The answer lies in another thinking element of culture: values. Cultural values are notions about what is good, true, correct, appropriate, or beautiful. A certain mainstream way of thinking about motherhood indicates that mothers should be delicate and feminine, concerned with beauty and decorum. Moreover, mothers should nurture and sustain growth. What better way of conveying these notions than through the imagery of pastel flower arrangements? Messages of gratitude describe the sort of behavior considered appropriate to mothers. A “good” mother is a mother who puts her children at the center of her life at all times, neglecting her own interests for the benefit of her family.

In any culture, norms indicate how people should behave, and values explain why they should behave that way. For example, the norm for women in the 1950s was to get married and work in the home rather than have a job in the public workforce. Not that all women did this, or even most. Many mothers, particularly women of color, were obliged to work outside the home just to make a living for their families. Nonetheless, normative depictions of women as housewives dominated media and public discourse in mid-20th-century America, establishing this idealistic norm. Why were mothers supposed to stay at home? A set of “family values” appointed fathers as the breadwinning heads of household, while mothers were relegated to serving men by keeping house and caring for children. Thus, the values that came to be associated with motherhood were subservience, self-sacrifice, gentleness, and nurture—the very values we see celebrated on Mother’s Day cards.

Norms and values can combine in larger models that depict how various social realms operate, such as the family, the economy, the supernatural, and the political sphere. These models are known as ideologies. An ideology identifies the entities, roles, behaviors, relationships, and processes in a particular realm as well as the rationale behind the whole system. Take democracy, for instance. The political ideology of democracy envisions a society of equal individual citizens who each cast a vote on proposals for government action. The majority vote wins. The essential roles in this ideology are citizen voters and government. The essential actions are voting and government action. The rationale is that government should obey the wishes of the citizenry.
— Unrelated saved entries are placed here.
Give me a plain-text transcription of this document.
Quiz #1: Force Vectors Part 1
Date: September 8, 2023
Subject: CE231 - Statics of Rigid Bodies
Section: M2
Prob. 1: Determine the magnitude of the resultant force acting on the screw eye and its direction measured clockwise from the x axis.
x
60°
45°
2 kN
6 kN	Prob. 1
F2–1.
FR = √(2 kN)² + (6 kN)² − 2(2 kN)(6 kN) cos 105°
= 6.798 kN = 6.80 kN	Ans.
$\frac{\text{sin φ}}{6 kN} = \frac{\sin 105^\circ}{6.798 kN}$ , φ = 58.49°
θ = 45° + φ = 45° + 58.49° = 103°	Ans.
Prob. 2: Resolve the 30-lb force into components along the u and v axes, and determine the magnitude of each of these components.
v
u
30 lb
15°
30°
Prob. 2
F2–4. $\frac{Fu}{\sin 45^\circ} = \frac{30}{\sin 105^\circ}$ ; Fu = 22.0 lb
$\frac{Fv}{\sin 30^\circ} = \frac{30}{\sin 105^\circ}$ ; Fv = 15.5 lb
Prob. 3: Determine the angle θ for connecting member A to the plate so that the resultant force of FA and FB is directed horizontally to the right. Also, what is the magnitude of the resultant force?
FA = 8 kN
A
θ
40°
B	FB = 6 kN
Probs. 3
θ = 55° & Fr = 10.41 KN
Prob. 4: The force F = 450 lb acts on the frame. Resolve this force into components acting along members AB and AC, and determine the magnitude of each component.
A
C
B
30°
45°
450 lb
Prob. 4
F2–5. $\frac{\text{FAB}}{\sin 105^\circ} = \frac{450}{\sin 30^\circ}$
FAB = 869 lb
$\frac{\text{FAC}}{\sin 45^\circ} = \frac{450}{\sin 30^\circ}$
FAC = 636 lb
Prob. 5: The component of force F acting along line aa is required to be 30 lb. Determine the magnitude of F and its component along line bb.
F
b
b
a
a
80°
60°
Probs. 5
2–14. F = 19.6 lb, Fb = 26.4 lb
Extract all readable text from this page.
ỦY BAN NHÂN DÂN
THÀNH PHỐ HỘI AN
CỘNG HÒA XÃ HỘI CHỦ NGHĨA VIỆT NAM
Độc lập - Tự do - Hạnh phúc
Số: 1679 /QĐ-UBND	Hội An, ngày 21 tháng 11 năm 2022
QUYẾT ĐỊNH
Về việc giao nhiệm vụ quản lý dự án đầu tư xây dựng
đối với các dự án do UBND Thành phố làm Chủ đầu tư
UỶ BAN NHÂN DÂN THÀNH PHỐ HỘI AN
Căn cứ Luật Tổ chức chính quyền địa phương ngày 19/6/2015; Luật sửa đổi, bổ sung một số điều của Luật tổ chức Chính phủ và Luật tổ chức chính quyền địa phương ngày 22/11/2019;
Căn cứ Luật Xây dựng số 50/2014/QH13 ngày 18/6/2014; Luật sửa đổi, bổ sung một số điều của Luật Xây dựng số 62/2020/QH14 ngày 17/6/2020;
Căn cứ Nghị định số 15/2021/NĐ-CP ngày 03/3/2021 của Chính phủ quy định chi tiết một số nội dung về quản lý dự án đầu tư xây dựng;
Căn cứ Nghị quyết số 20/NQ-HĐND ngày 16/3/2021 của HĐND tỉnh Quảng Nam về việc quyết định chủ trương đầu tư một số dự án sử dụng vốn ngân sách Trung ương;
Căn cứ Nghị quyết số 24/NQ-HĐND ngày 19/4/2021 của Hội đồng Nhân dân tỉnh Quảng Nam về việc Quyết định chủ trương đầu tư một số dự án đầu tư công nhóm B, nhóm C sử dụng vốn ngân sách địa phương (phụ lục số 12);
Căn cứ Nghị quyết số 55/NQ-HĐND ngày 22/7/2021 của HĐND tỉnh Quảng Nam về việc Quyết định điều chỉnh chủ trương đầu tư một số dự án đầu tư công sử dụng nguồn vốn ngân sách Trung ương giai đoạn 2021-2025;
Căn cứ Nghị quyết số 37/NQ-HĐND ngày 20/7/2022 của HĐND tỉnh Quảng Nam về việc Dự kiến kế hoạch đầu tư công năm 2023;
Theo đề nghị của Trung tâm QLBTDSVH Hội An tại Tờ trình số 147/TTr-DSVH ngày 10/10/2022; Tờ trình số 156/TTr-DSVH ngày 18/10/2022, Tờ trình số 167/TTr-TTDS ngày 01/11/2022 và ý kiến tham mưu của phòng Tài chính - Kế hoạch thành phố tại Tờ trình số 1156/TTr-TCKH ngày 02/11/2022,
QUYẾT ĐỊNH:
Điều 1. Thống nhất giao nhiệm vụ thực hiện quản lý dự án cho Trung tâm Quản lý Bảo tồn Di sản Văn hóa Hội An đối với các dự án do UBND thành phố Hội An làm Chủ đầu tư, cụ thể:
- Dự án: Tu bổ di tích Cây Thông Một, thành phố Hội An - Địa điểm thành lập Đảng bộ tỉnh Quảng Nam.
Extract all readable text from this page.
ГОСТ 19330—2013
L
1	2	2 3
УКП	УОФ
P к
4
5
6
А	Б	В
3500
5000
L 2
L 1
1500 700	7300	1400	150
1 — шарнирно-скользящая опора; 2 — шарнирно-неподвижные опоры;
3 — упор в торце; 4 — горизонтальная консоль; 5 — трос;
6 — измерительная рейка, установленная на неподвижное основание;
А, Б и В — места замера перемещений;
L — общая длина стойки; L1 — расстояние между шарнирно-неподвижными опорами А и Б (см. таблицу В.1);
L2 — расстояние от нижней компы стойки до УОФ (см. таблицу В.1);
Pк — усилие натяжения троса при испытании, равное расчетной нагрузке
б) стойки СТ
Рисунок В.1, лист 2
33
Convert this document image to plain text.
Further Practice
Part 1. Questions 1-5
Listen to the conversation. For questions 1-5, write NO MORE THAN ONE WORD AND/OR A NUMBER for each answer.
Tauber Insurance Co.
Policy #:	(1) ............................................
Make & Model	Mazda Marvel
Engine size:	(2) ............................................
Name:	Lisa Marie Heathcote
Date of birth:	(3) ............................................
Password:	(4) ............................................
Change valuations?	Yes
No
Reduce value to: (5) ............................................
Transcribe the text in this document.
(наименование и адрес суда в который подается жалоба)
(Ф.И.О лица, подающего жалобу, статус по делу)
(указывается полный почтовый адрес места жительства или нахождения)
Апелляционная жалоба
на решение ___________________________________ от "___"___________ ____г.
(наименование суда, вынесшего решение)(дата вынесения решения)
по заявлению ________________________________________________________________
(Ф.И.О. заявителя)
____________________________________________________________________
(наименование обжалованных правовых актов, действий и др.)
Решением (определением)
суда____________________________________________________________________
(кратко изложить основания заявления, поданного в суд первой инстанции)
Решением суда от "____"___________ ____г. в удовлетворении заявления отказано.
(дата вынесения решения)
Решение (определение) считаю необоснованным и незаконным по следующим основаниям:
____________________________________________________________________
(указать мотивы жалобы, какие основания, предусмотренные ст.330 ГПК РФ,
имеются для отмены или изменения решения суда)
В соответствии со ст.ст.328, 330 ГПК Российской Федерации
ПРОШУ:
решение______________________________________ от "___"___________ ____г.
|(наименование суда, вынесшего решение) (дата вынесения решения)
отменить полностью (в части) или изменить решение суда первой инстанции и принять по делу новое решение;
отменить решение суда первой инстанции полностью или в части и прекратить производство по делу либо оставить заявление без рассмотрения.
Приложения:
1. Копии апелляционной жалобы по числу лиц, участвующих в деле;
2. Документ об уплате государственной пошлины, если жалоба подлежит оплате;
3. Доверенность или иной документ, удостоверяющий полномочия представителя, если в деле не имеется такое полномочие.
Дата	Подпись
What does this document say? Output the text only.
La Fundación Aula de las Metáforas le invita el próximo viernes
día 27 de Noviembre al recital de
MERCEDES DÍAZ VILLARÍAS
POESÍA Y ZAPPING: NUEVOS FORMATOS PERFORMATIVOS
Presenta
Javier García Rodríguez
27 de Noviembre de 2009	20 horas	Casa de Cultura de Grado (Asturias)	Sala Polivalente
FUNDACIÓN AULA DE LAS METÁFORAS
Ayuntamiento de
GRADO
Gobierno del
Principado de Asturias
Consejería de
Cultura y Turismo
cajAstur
Is this how democracy really works, though? What about the influence of powerful organizations such as the media and large corporations? Moreover, in most democracies, people do not vote directly on government policies but rather elect representatives, who craft laws and then vote on those laws themselves. Those representatives are accountable to citizens through the process of voting, but they are also strongly influenced by lobbyists representing business interests and the campaign donations of wealthy individuals and groups. Obviously, this ideology is a simplification of the way any democratic system really works. Ideologies are always partial, foregrounding the perspectives of some people in society while obscuring the perspectives of others.

A worldview is a very broad ideology that shapes how the members of a culture generally view the world and their place in it. Worldviews tend to span several realms, including religion, economics, and politics. A worldview provides an overarching model for the purpose and process of social life, depicting “how the world works.” Many West African cultures, for instance, are shaped by a worldview that identifies the rationale of society in the accumulation and distribution of material goods in extended families, communities, and the nation as a whole. People rise to leadership through their ability to accumulate wealth, but they are strongly obligated to distribute that wealth through their extended families and communities by funding the education and business ventures of family members and helping those in need. Beyond the family, the actions of political and business leaders are shaped by this worldview as well. A political leader is expected to support the generation of wealth while also making sure that the benefits are spread through the community. Moreover, leaders are expected to maintain relationships with departed ancestors who watch over their descendants. Through periodic rituals and offerings, leaders petition ancestors to bless their families and communities with prosperity and good fortune.